Reklama

Siły zbrojne

80 nowych Rosomaków. Umowa z opcją na więcej

KTO Rosomak, ZSSW-30, Rosomak, HSW, MON, wojsko, transportery
KTO Rosomak z wieżami ZSSW-30 podczas ćwiczenia FEX-24 na poligonie Nowa Dęba.
Autor. 21. Brygada Strzelców Podhalańskich

Dziś w siedzibie Ministerstwa Obrony Narodowej podpisano umowę na dostawę nowych KTO Rosomak dla Wojska Polskiego. Przewidziano możliwość rozszerzenia zamówienia w przyszłości.

Współpraca: Jakub Borowski

„Chcemy kupować sprzęt, ale w realnych cenach i przewidywalnych terminach” – zadeklarował wicepremier, Minister Obrony Narodowej Władysław Kosiniak-Kamysz, w którego obecności podpisano kontrakt na 80 pojazdów przewidziane do dostarczenia w latach 2027-28.

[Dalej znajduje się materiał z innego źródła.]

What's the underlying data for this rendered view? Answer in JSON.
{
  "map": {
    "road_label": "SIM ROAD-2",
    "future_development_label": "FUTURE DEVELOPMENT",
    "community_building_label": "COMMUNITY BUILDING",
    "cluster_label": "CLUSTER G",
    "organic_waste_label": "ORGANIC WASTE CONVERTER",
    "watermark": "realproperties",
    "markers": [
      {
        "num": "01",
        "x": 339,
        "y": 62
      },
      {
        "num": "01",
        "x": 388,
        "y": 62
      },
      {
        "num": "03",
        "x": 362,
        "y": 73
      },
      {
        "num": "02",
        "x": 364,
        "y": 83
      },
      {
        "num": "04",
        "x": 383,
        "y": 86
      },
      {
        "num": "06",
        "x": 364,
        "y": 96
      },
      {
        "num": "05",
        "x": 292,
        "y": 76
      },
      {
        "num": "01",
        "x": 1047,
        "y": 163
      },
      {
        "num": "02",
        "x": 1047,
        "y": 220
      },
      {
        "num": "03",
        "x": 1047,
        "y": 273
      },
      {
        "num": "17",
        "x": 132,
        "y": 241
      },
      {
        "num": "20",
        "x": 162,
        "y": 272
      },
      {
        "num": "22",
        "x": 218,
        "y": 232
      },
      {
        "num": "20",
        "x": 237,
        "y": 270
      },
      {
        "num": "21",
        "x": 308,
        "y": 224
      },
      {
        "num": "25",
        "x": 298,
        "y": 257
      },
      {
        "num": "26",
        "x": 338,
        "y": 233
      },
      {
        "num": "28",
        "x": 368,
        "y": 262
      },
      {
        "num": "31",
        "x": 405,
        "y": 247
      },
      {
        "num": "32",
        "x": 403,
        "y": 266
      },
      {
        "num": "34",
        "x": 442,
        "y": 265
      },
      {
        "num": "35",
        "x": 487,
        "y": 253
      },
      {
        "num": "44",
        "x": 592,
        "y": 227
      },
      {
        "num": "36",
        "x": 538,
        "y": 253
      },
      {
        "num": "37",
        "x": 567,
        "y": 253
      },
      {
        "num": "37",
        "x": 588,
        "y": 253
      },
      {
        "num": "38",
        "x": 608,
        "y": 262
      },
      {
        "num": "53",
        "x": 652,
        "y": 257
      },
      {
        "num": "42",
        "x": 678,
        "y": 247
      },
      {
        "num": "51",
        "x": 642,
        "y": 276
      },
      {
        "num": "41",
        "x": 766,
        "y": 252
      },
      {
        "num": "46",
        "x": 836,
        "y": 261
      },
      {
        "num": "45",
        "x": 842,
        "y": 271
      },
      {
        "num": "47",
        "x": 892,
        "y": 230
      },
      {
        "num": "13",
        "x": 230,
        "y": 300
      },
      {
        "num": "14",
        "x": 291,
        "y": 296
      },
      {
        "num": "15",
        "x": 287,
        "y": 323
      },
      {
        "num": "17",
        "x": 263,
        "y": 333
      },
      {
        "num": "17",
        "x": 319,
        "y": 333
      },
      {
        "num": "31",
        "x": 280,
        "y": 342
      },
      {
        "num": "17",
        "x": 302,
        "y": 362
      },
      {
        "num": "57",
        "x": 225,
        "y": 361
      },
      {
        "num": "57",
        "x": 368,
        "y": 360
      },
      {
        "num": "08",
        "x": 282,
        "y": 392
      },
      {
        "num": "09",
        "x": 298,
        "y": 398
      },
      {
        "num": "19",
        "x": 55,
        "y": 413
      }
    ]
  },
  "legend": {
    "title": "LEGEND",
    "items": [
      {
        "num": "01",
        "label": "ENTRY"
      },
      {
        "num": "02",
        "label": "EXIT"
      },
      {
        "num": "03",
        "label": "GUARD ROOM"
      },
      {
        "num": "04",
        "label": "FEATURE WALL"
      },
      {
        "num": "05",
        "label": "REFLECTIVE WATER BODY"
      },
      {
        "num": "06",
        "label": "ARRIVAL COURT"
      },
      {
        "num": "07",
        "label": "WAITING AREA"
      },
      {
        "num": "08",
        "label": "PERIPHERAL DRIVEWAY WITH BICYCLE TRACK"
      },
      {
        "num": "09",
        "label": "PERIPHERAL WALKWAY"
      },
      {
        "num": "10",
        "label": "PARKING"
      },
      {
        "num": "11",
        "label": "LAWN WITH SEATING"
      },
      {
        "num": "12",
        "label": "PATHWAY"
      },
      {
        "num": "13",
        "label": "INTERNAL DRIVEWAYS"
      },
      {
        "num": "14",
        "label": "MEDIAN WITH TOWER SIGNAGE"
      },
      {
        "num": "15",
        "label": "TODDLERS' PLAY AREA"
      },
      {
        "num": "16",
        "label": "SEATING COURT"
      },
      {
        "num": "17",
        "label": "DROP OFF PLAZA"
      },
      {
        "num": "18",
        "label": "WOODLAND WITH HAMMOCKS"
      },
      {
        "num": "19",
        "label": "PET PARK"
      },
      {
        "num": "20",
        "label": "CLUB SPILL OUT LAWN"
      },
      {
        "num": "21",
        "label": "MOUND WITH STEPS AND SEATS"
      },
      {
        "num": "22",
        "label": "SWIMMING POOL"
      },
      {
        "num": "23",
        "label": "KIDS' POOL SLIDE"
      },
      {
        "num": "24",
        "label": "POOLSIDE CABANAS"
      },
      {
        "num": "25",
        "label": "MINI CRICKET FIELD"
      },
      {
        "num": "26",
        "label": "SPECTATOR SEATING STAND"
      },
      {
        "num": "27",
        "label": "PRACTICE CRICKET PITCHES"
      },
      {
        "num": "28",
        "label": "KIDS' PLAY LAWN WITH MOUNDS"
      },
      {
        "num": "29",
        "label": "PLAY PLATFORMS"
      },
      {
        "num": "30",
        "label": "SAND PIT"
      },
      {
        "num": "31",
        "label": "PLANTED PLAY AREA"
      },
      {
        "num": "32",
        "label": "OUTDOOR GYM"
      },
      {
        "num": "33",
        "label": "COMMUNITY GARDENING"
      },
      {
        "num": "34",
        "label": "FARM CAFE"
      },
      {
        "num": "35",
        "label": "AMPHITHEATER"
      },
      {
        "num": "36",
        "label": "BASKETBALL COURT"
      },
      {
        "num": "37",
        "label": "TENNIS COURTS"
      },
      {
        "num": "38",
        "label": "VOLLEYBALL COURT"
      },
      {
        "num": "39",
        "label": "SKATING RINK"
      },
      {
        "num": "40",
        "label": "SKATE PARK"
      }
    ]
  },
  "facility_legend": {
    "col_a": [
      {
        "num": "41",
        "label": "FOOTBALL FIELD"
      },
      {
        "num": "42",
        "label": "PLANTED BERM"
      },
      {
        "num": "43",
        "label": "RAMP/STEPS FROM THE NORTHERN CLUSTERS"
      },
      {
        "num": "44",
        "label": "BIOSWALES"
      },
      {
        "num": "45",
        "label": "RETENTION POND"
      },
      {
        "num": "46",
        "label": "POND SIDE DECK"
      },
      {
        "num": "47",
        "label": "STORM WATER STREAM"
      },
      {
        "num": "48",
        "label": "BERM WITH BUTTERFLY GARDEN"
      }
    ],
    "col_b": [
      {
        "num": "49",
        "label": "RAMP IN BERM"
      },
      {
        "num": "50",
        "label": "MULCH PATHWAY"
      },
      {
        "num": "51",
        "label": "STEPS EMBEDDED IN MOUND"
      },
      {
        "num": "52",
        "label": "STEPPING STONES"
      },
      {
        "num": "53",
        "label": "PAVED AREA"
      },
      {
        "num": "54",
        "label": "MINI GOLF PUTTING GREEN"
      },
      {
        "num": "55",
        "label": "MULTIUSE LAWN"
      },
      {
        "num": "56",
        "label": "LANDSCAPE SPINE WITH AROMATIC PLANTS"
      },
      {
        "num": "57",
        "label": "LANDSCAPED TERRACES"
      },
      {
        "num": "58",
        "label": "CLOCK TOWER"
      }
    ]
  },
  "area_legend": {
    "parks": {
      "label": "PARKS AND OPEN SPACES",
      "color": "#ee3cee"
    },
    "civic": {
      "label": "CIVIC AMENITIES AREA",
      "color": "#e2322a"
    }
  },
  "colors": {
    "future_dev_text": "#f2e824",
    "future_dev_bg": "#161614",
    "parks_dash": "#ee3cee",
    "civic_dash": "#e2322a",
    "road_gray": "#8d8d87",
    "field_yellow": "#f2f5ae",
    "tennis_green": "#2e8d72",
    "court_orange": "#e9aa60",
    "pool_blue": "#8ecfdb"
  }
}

W poniedziałek po południu MON zapowiedziało podpisanie umowy na pozyskanie kilkudziesięciu fabrycznie nowych kołowych transporterów opancerzonych Rosomak-L ze zdalnie sterowanym systemem wieżowym ZSSW-30.

Reklama

Szef Agencji Uzbrojenia gen. bryg. Artur Kuptel i prezes Huty Stalowa Wola Wojciech Kędziera podpisali umowę wykonawczą na dostawę do Wojsk Lądowych 80 egzemplarzy Rosomaków-L. Kontrahentami są Huta Stalowa Wola S.A. (lider konsorcjum ZSSW-30, w którym uczestniczy również WB Electronics) oraz Rosomak S.A. (dostawca podwozia). Wartość umowy wynosi 4,3 mld zł. Wraz z pojazdami wojsko otrzyma również pakiety: logistyczny i szkoleniowy.

Jak na możliwości polskiego przemysłu zbrojeniowego to są bardzo szybkie, wręcz błyskawiczne dostawy. Cieszę się, ze PGZ nabiera rozpędu po zmianach, które zostały dokonane w tym roku, i jest w stanie przyjmować kolejne zamówienia. Bardzo liczymy na was jeszcze w tym roku, ale liczymy szczególnie w przyszłym roku na kolejne kontrakty. Czekamy na Borsuka.
Władysław Kosiniak-Kamysz, wicepremier, Minister Obrony Narodowej

Czytaj też

„Kolejny dzień, kolejna umowa. Bezpieczeństwo i gospodarka się łączą. Cieszę się że to inwestycja w polski przemysł zbrojeniowy” – mówił wicepremier. Dodał, że licencyjny wóz w nowej, wydłużonej wersji, o większej wyporności, z mocniejszym silnikiem i lepszą ochroną balistyczną, został „wyposażony tak dobrze w polską myśl techniczną, choć trzeba wspomnieć naszych partnerów z fińskiej Patrii, od których czerpaliśmy wiedzę”. „Myślę że dzisiaj Finowie zazdroszczą, w jaki sposób byliśmy w stanie zbudować wersję L i unowocześnić KTO Rosomak” – dodał.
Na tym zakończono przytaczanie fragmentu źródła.